Today, we received another jobs report showing that the labor market remains red hot. Unemployment fell to 3.4%, a 54-year low. Job growth was 253,000, which is well above trend and well above pre-report estimates.

By far the most important data point, however, is the growth rate of average hourly earnings. Nominal wages grew at a 6% annual rate in April, well above expectations. (The 12-month growth rate ticked up from 4.3% to 4.4%.) For a Fed that is trying to slow the growth in aggregate demand, this is bad news. For the purposes of monetary policy, wage inflation is the only inflation rate that matters.

Why does the economy remain so hot, despite more than a year of “tight money”? Is it long and variable lags?

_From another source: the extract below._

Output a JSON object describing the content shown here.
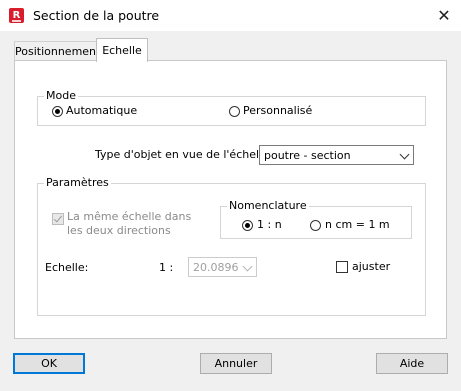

No. A truly tight money policy reduces NGDP growth almost immediately. The actual problem is a misidentification of the stance of monetary policy.

I’ve discussed this issue on numerous occasions, but people don’t seem to be paying attention. So perhaps a picture would help. In the two graphs below I provide typical examples of a tight money policy and an easy money policy. Note that what really matters is the gap between the policy rate (fed funds rate) and the natural interest rate.

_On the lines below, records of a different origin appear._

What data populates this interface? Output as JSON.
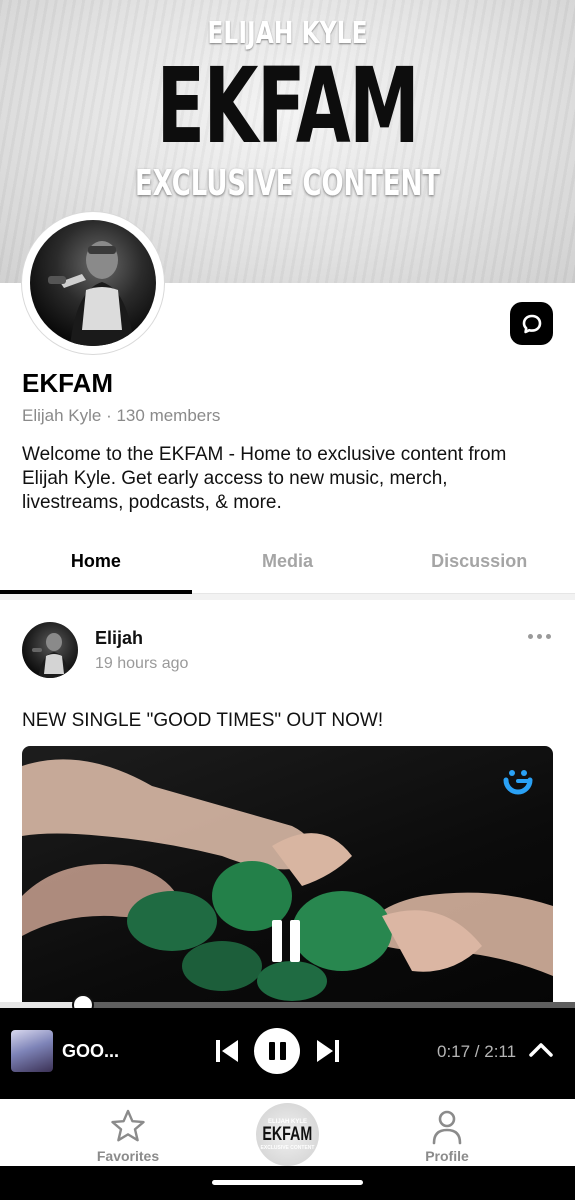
{
  "banner": {
    "line1": "ELIJAH KYLE",
    "line2": "EKFAM",
    "line3": "EXCLUSIVE CONTENT"
  },
  "group": {
    "title": "EKFAM",
    "meta": "Elijah Kyle · 130 members",
    "description": "Welcome to the EKFAM - Home to exclusive content from Elijah Kyle. Get early access to new music, merch, livestreams, podcasts, & more.",
    "chat_icon": "chat-bubble-icon"
  },
  "tabs": [
    {
      "label": "Home",
      "active": true
    },
    {
      "label": "Media",
      "active": false
    },
    {
      "label": "Discussion",
      "active": false
    }
  ],
  "post": {
    "author": "Elijah",
    "time": "19 hours ago",
    "text": "NEW SINGLE \"GOOD TIMES\" OUT NOW!",
    "video_state_icon": "pause-icon"
  },
  "player": {
    "title": "GOO...",
    "time": "0:17 / 2:11",
    "progress": 0.145,
    "state": "playing"
  },
  "nav": {
    "favorites": "Favorites",
    "center_small": "ELIJAH KYLE",
    "center_big": "EKFAM",
    "center_sub": "EXCLUSIVE CONTENT",
    "profile": "Profile"
  },
  "colors": {
    "accent": "#000000",
    "muted_text": "#8a8a8a",
    "badge_blue": "#2aa1f5"
  }
}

It’s not always true that a period of tight money is associated with falling interest rates, but that is usually the case. Does that mean the NeoFisherians are correct—that lower interest rates represent a tight money policy? No. For any given natural rate of interest, lowering the policy rate makes monetary policy more expansionary. That fact is clear from the way that asset markets respond to monetary policy surprises. But when the natural rate is falling (often due to a previous tight money policy), the policy rate usually falls more slowly. To use the lingo of Wall Street, the Fed “falls behind the curve.”

The opposite happened during 2021-22, when the Fed raised rates more slowly than the increase in the natural interest rate. In this case, it wasn’t so much the pace of rate increases, which was fairly robust, it’s that they waited too long to raise rates, by which time the natural interest rate had already risen sharply.

P.S. The natural rate cannot be directly measured; we infer its position by looking at NGDP growth. That’s why I ignore interest rates and focus on NGDP.